In a Phase I clinical trial of Endostatin, of the 19 patients treated, 12 were switched out of the trial by their physicians due to continued progression of their disease. Two patients continued to be treated, and the remaining patients withdrew on their own. The trial, designed primarily to demonstrate safety, indeed showed that the drug was safe and well-tolerated (at the dosages used).

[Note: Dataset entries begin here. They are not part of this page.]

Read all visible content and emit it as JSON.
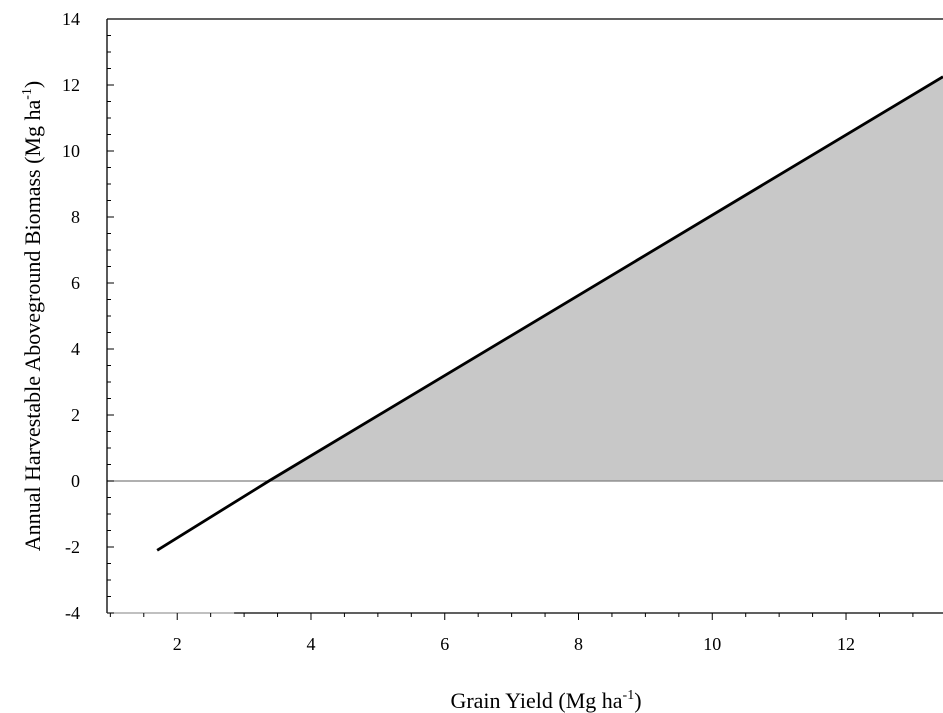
{
  "chart_data": {
    "type": "area",
    "title": "",
    "xlabel": {
      "main": "Grain Yield (Mg ha",
      "superscript": "-1",
      "close": ")"
    },
    "ylabel": {
      "main": "Annual Harvestable Aboveground Biomass (Mg ha",
      "superscript": "-1",
      "close": ")"
    },
    "xlim": [
      0.95,
      13.45
    ],
    "ylim": [
      -4,
      14
    ],
    "x_ticks": [
      2,
      4,
      6,
      8,
      10,
      12
    ],
    "y_ticks": [
      -4,
      -2,
      0,
      2,
      4,
      6,
      8,
      10,
      12,
      14
    ],
    "x_minor_step": 0.5,
    "y_minor_step": 0.5,
    "grid": false,
    "series": [
      {
        "x": [
          1.7,
          3.37,
          13.45
        ],
        "y": [
          -2.1,
          0.0,
          12.25
        ],
        "color": "#000000"
      }
    ],
    "fill": {
      "baseline": 0,
      "x_from": 3.37,
      "x_to": 13.45,
      "color": "#c8c8c8"
    },
    "zero_line": {
      "y": 0,
      "color": "#808080"
    }
  }
}
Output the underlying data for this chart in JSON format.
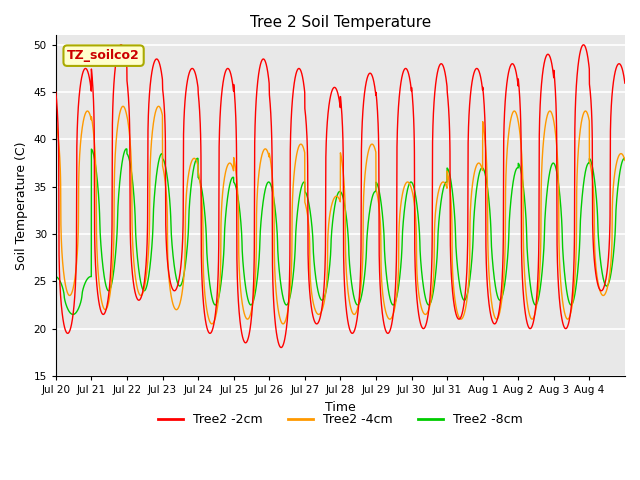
{
  "title": "Tree 2 Soil Temperature",
  "xlabel": "Time",
  "ylabel": "Soil Temperature (C)",
  "ylim": [
    15,
    51
  ],
  "yticks": [
    15,
    20,
    25,
    30,
    35,
    40,
    45,
    50
  ],
  "annotation": "TZ_soilco2",
  "colors": {
    "Tree2 -2cm": "#ff0000",
    "Tree2 -4cm": "#ff9900",
    "Tree2 -8cm": "#00cc00"
  },
  "xtick_labels": [
    "Jul 20",
    "Jul 21",
    "Jul 22",
    "Jul 23",
    "Jul 24",
    "Jul 25",
    "Jul 26",
    "Jul 27",
    "Jul 28",
    "Jul 29",
    "Jul 30",
    "Jul 31",
    "Aug 1",
    "Aug 2",
    "Aug 3",
    "Aug 4"
  ],
  "num_days": 16,
  "samples_per_day": 288,
  "background_color": "#e8e8e8",
  "grid_color": "#ffffff",
  "figsize": [
    6.4,
    4.8
  ],
  "dpi": 100,
  "series": {
    "depth_2cm": {
      "base": 34.0,
      "amplitude": 14.5,
      "phase_shift": 0.0,
      "sharpness": 3.5
    },
    "depth_4cm": {
      "base": 33.0,
      "amplitude": 10.5,
      "phase_shift": 0.055,
      "sharpness": 2.5
    },
    "depth_8cm": {
      "base": 31.0,
      "amplitude": 7.0,
      "phase_shift": 0.15,
      "sharpness": 1.5
    }
  },
  "peak_variations_2cm": [
    47.5,
    50.0,
    48.5,
    47.5,
    47.5,
    48.5,
    47.5,
    45.5,
    47.0,
    47.5,
    48.0,
    47.5,
    48.0,
    49.0,
    50.0,
    48.0
  ],
  "trough_variations_2cm": [
    19.5,
    21.5,
    23.0,
    24.0,
    19.5,
    18.5,
    18.0,
    20.5,
    19.5,
    19.5,
    20.0,
    21.0,
    20.5,
    20.0,
    20.0,
    24.0
  ],
  "peak_variations_4cm": [
    43.0,
    43.5,
    43.5,
    38.0,
    37.5,
    39.0,
    39.5,
    34.0,
    39.5,
    35.5,
    35.5,
    37.5,
    43.0,
    43.0,
    43.0,
    38.5
  ],
  "trough_variations_4cm": [
    23.5,
    22.0,
    23.5,
    22.0,
    20.5,
    21.0,
    20.5,
    21.5,
    21.5,
    21.0,
    21.5,
    21.0,
    21.0,
    21.0,
    21.0,
    23.5
  ],
  "peak_variations_8cm": [
    25.5,
    39.0,
    38.5,
    38.0,
    36.0,
    35.5,
    35.5,
    34.5,
    34.5,
    35.5,
    35.5,
    37.0,
    37.0,
    37.5,
    37.5,
    38.0
  ],
  "trough_variations_8cm": [
    21.5,
    24.0,
    24.0,
    24.5,
    22.5,
    22.5,
    22.5,
    23.0,
    22.5,
    22.5,
    22.5,
    23.0,
    23.0,
    22.5,
    22.5,
    24.5
  ]
}
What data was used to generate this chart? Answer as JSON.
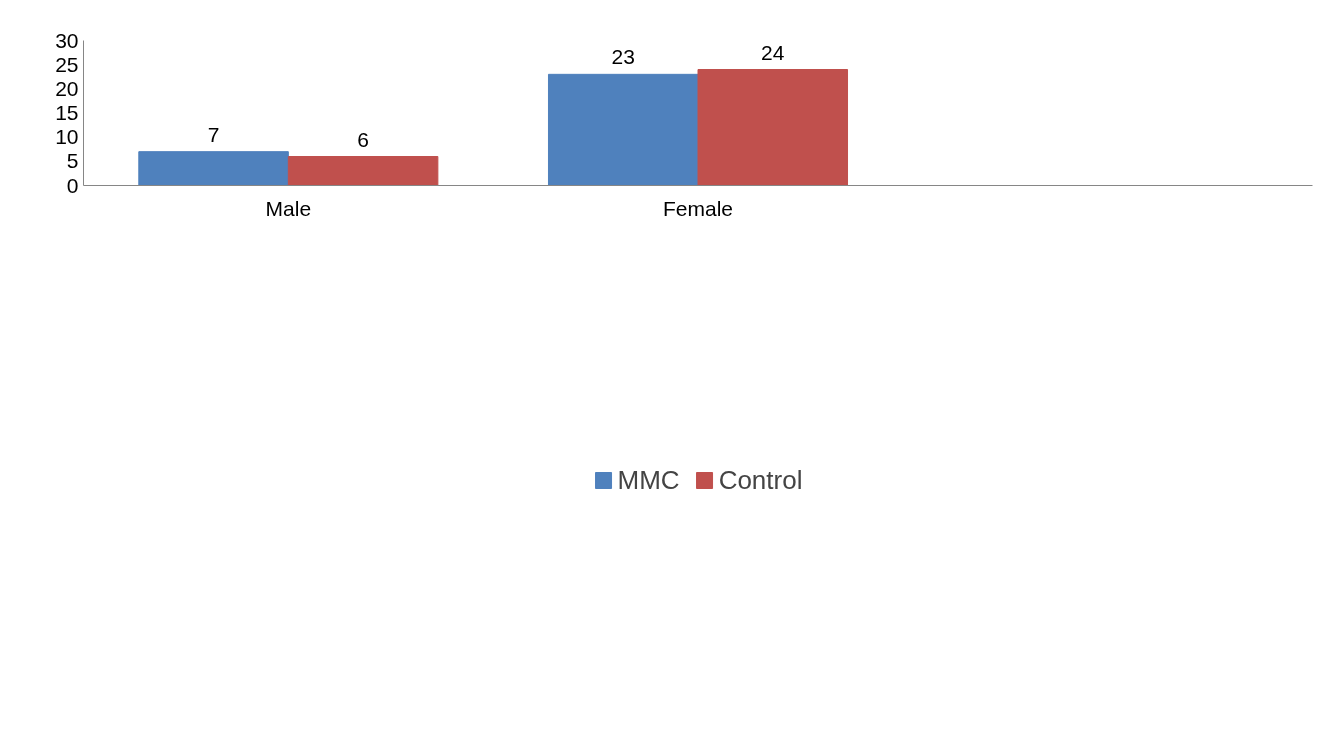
{
  "chart_data": {
    "type": "bar",
    "categories": [
      "Male",
      "Female",
      null
    ],
    "series": [
      {
        "name": "MMC",
        "color": "#4f81bd",
        "values": [
          7,
          23,
          null
        ]
      },
      {
        "name": "Control",
        "color": "#c0504d",
        "values": [
          6,
          24,
          null
        ]
      }
    ],
    "ylim": [
      0,
      30
    ],
    "yticks": [
      0,
      5,
      10,
      15,
      20,
      25,
      30
    ],
    "grid": false,
    "legend": "bottom",
    "data_labels": true
  }
}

In a Phase II clinical trial of Endostatin, 42 patients with pancreatic endocrine tumors or carcinoid tumors were treated. Of the 40 patients which could be evaluated for a radiologic response, none experienced partial response to therapy, as defined by World Health Organization criteria.
The conclusion from the trial was that, "Treatment with Endostatin did not result in significant tumor regression in patients with advanced neuroendocrine tumors."
A phase III clinical trial was carried out on 493 histology or cytology-confirmed stage IIIB and IV NSCLC patients with a life expectancy >3 months. Patients were treated with Endostar (rh-endostatin, YH-16), a recombinant endostatin product, in combination with vinorelbine and cisplatin (a standard chemotherapeutic regimen). The addition of Endostar to the standard chemotherapeutic regimen in these advanced NSCLC patients resulted in significant and clinically meaningful improvement in response rate, median time to progression, and clinical benefit rate compared with the chemotherapeutic regimen alone.
Endostatin may also be useful as a therapeutic for inflammatory diseases like rheumatoid arthritis as well as Crohn’s disease, diabetic retinopathy, psoriasis, and endometriosis by reducing the infiltration of inflammatory cells through invading angiogenesis. Down's syndrome patients seem to be protected from diabetic retinopathy due to an additional copy of chromosome 21, and elevated expression of endostatin.